Code of Conduct for Prevention of Insider Trading

1. Introduction

This Code of Conduct for Prevention of Insider Trading (hereinafter referred to as "the Code") is formulated in accordance with the Securities and Exchange Board of India (Prohibition of Insider Trading) Regulations, 2015 (as amended) (hereinafter referred to as "the SEBI Regulations") and is intended to ensure that all Directors, employees, and connected persons of Vertotech Aerospace Ltd. (hereinafter referred to as "the Company") act in compliance with the law, maintain confidentiality of sensitive information, and avoid any misuse of such information.

2. Scope and Applicability

This Code applies to all Directors, employees, and connected persons of the Company. "Connected persons" include any person who is in a relationship with the Company, such as consultants, advisors, auditors, contractors, suppliers, etc., and who is in possession of or has access to unpublished price-sensitive information (UPSI).

3. Definitions

  • Insider: Any person who is a connected person or in possession of or having access to UPSI.
  • Unpublished Price-Sensitive Information (UPSI): Information related to the Company or its securities, not yet made public, which could materially affect the share price. Examples include financial results, dividend declarations, mergers and acquisitions, significant changes in management, etc.
  • Trading: Buying, selling, or dealing in the securities of the Company.
  • Designated Persons: Individuals who have access to UPSI, including Directors, key managerial personnel, employees in the finance and accounts department, and other identified individuals.

4. Compliance Officer

The Company shall appoint a Compliance Officer who shall be responsible for monitoring adherence to this Code, implementing and overseeing trading plans, maintaining records, and reporting violations to the Board of Directors.

5. Prohibition on Insider Trading

  • No Insider Trading: No Insider shall trade in the securities of the Company, either directly or indirectly, when in possession of UPSI.
  • Communication of UPSI: No Insider shall communicate, provide, or allow access to UPSI to any person except where such communication is necessary for legitimate purposes, performance of duties, or discharge of legal obligations.

6. Trading Window

  • Trading Window Period: The trading window refers to the period during which the Company's securities can be traded by the Insiders. The trading window shall be closed during the time UPSI is available and shall be opened 48 hours after the information is made public.
  • Restricted Period: The trading window shall remain closed during periods such as the finalization of financial results, dividend declarations, mergers and acquisitions, and other significant corporate actions.

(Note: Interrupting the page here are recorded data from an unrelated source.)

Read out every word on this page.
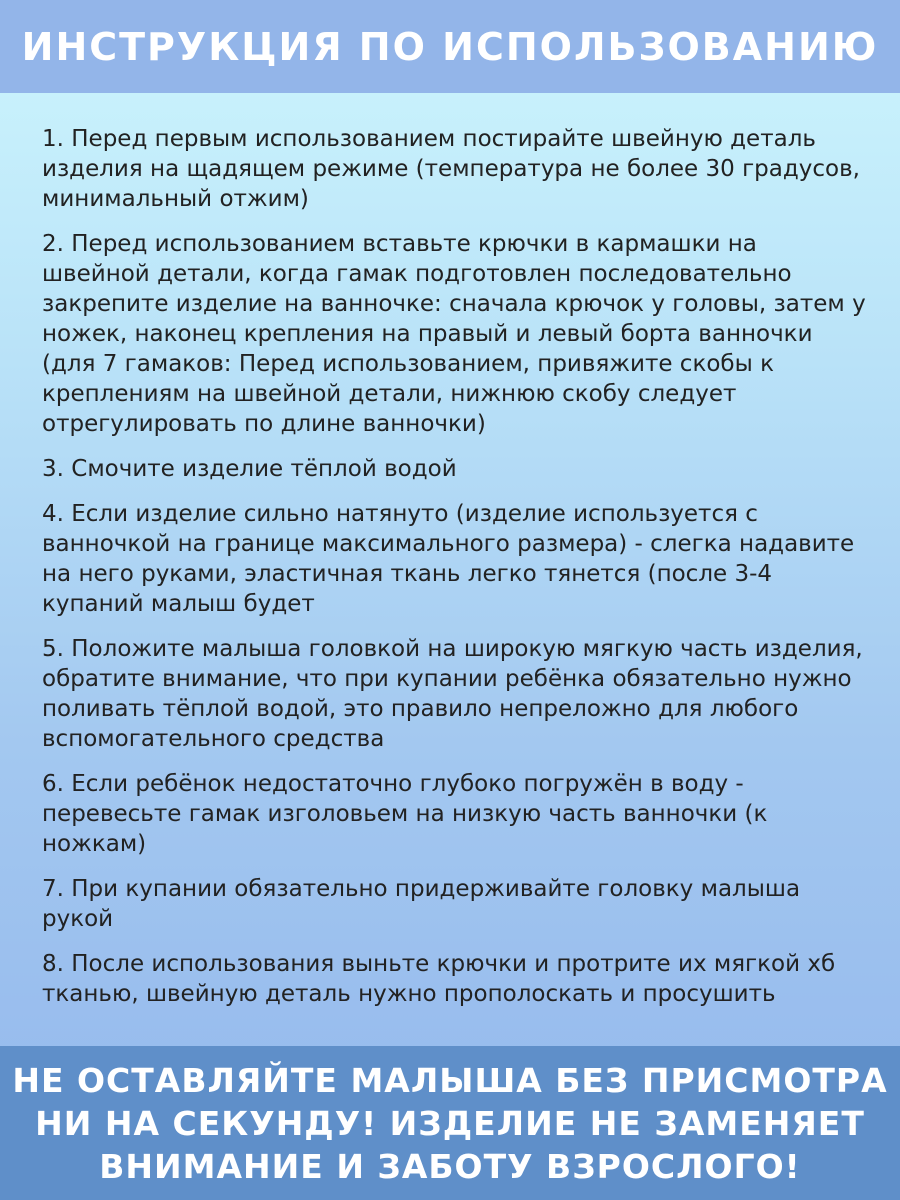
ИНСТРУКЦИЯ ПО ИСПОЛЬЗОВАНИЮ

1. Перед первым использованием постирайте швейную деталь изделия на щадящем режиме (температура не более 30 градусов, минимальный отжим)

2. Перед использованием вставьте крючки в кармашки на швейной детали, когда гамак подготовлен последовательно закрепите изделие на ванночке: сначала крючок у головы, затем у ножек, наконец крепления на правый и левый борта ванночки (для 7 гамаков: Перед использованием, привяжите скобы к креплениям на швейной детали, нижнюю скобу следует отрегулировать по длине ванночки)

3. Смочите изделие тёплой водой

4. Если изделие сильно натянуто (изделие используется с ванночкой на границе максимального размера) - слегка надавите на него руками, эластичная ткань легко тянется (после 3-4 купаний малыш будет

5. Положите малыша головкой на широкую мягкую часть изделия, обратите внимание, что при купании ребёнка обязательно нужно поливать тёплой водой, это правило непреложно для любого вспомогательного средства

6. Если ребёнок недостаточно глубоко погружён в воду - перевесьте гамак изголовьем на низкую часть ванночки (к ножкам)

7. При купании обязательно придерживайте головку малыша рукой

8. После использования выньте крючки и протрите их мягкой хб тканью, швейную деталь нужно прополоскать и просушить

НЕ ОСТАВЛЯЙТЕ МАЛЫША БЕЗ ПРИСМОТРА
НИ НА СЕКУНДУ! ИЗДЕЛИЕ НЕ ЗАМЕНЯЕТ
ВНИМАНИЕ И ЗАБОТУ ВЗРОСЛОГО!
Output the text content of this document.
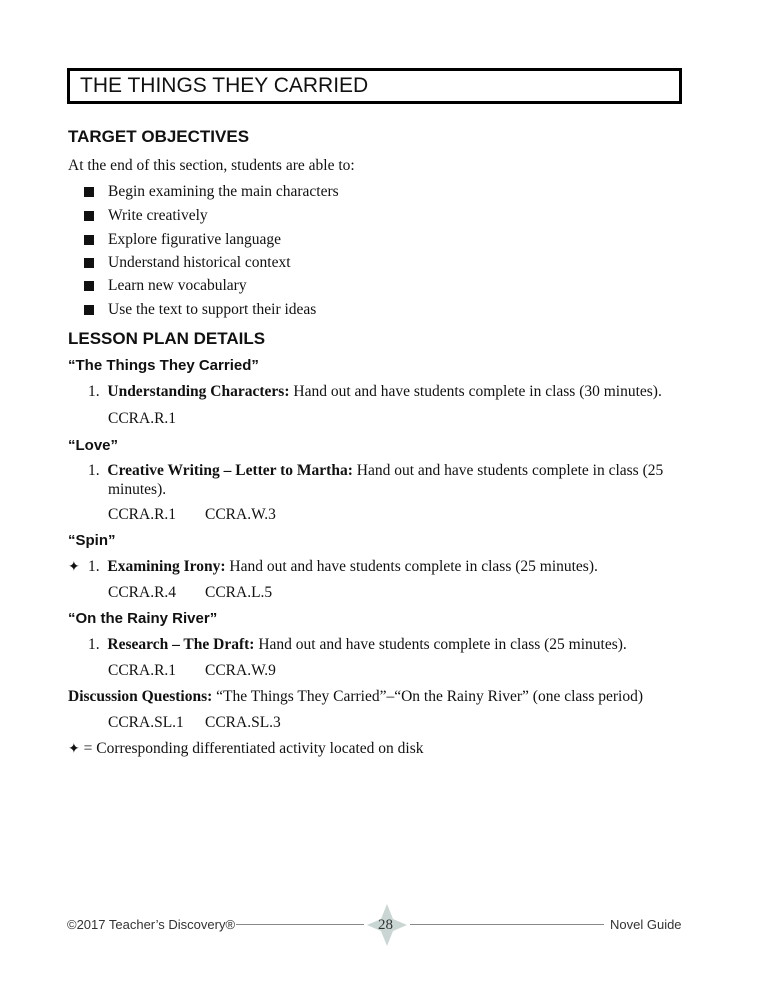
THE THINGS THEY CARRIED
TARGET OBJECTIVES
At the end of this section, students are able to:
Begin examining the main characters
Write creatively
Explore figurative language
Understand historical context
Learn new vocabulary
Use the text to support their ideas
LESSON PLAN DETAILS
“The Things They Carried”
1. Understanding Characters: Hand out and have students complete in class (30 minutes).
CCRA.R.1
“Love”
1. Creative Writing – Letter to Martha: Hand out and have students complete in class (25
minutes).
CCRA.R.1 CCRA.W.3
“Spin”
✦ 1. Examining Irony: Hand out and have students complete in class (25 minutes).
CCRA.R.4 CCRA.L.5
“On the Rainy River”
1. Research – The Draft: Hand out and have students complete in class (25 minutes).
CCRA.R.1 CCRA.W.9
Discussion Questions: “The Things They Carried”–“On the Rainy River” (one class period)
CCRA.SL.1 CCRA.SL.3
✦ = Corresponding differentiated activity located on disk
©2017 Teacher’s Discovery®	28	Novel Guide
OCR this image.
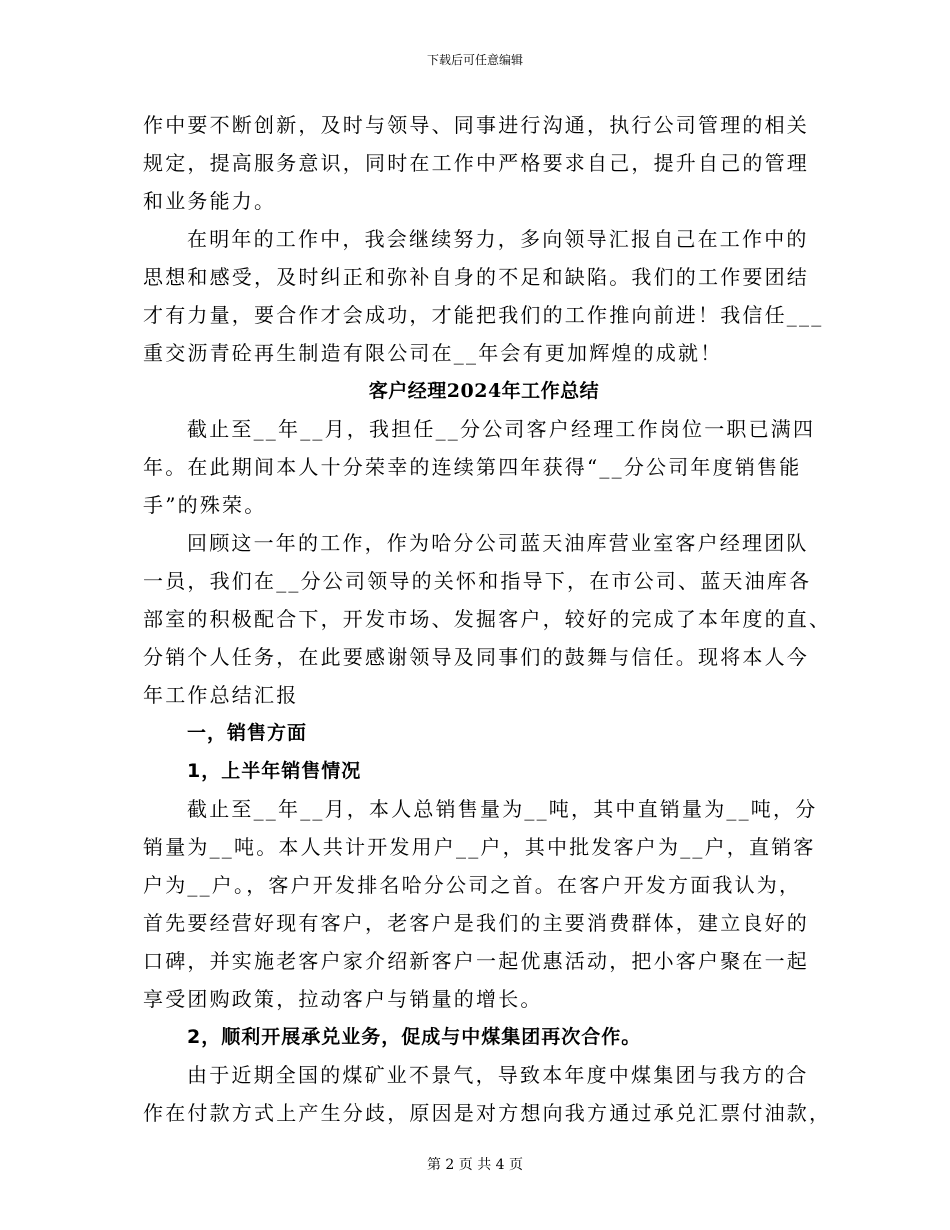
下载后可任意编辑
作中要不断创新，及时与领导、同事进行沟通，执行公司管理的相关
规定，提高服务意识，同时在工作中严格要求自己，提升自己的管理
和业务能力。
在明年的工作中，我会继续努力，多向领导汇报自己在工作中的
思想和感受，及时纠正和弥补自身的不足和缺陷。我们的工作要团结
才有力量，要合作才会成功，才能把我们的工作推向前进！我信任___
重交沥青砼再生制造有限公司在__年会有更加辉煌的成就！
客户经理2024年工作总结
截止至__年__月，我担任__分公司客户经理工作岗位一职已满四
年。在此期间本人十分荣幸的连续第四年获得“__分公司年度销售能
手”的殊荣。
回顾这一年的工作，作为哈分公司蓝天油库营业室客户经理团队
一员，我们在__分公司领导的关怀和指导下，在市公司、蓝天油库各
部室的积极配合下，开发市场、发掘客户，较好的完成了本年度的直、
分销个人任务，在此要感谢领导及同事们的鼓舞与信任。现将本人今
年工作总结汇报
一，销售方面
1，上半年销售情况
截止至__年__月，本人总销售量为__吨，其中直销量为__吨，分
销量为__吨。本人共计开发用户__户，其中批发客户为__户，直销客
户为__户。，客户开发排名哈分公司之首。在客户开发方面我认为，
首先要经营好现有客户，老客户是我们的主要消费群体，建立良好的
口碑，并实施老客户家介绍新客户一起优惠活动，把小客户聚在一起
享受团购政策，拉动客户与销量的增长。
2，顺利开展承兑业务，促成与中煤集团再次合作。
由于近期全国的煤矿业不景气，导致本年度中煤集团与我方的合
作在付款方式上产生分歧，原因是对方想向我方通过承兑汇票付油款，
第 2 页 共 4 页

7. Pre-clearance of Trades

  • Pre-clearance Requirement: All Designated Persons who intend to trade in the securities of the Company above a specified threshold (as defined by the Company) must obtain pre-clearance from the Compliance Officer. No trade shall be executed without such pre-clearance.
  • Validity of Pre-clearance: The pre-clearance approval shall be valid for a maximum of seven trading days from the date of approval. If the trade is not executed within this period, fresh pre-clearance will be required.

8. Trading Plan

  • Submission of Trading Plan: Insiders who wish to trade in the Company's securities shall submit a trading plan to the Compliance Officer in advance. The trading plan shall set out the number of securities to be traded, the nature of the trade, and the time frame over which the trade will be executed.
  • Approval and Disclosure: The Compliance Officer shall review and approve the trading plan. The approved trading plan shall be disclosed to the stock exchanges where the Company's securities are listed.

9. Disclosure Requirements

  • Initial Disclosures: Every promoter, member of the promoter group, key managerial personnel, and Director shall disclose their holding in the Company's securities as on the date of appointment or upon becoming a promoter, within seven days of such appointment.
  • Continual Disclosures: Every promoter, member of the promoter group, designated person, and Director shall disclose to the Company the number of securities acquired or disposed of within two trading days of such transaction if the value of the securities traded exceeds the threshold limit as prescribed under the SEBI Regulations.
  • Disclosure to Stock Exchanges: The Company shall notify the stock exchanges within two trading days of receipt of the disclosure or becoming aware of such information.

10. Penalties for Non-Compliance

  • Internal Action: Any Insider who violates this Code shall be subject to disciplinary action, which may include wage freeze, suspension, or termination of employment.
  • Regulatory Action: Violations of this Code or the SEBI Regulations may also result in penalties by regulatory authorities, including fines, imprisonment, and prohibition from trading in securities.

11. Review and Amendment

  • Periodic Review: The Code shall be reviewed periodically by the Board of Directors to ensure its continued relevance and effectiveness.
  • Amendments: Any changes to the SEBI Regulations or other applicable laws shall be incorporated into this Code. Amendments to the Code shall be approved by the Board of Directors.

12. Acknowledgment

All Directors, employees, and connected persons shall acknowledge and confirm their understanding and compliance with this Code. A signed acknowledgment form shall be retained in the Company's records.

Date of Adoption: [Insert Date]

Approved by: Board of Directors, Vertotech Aerospace Ltd.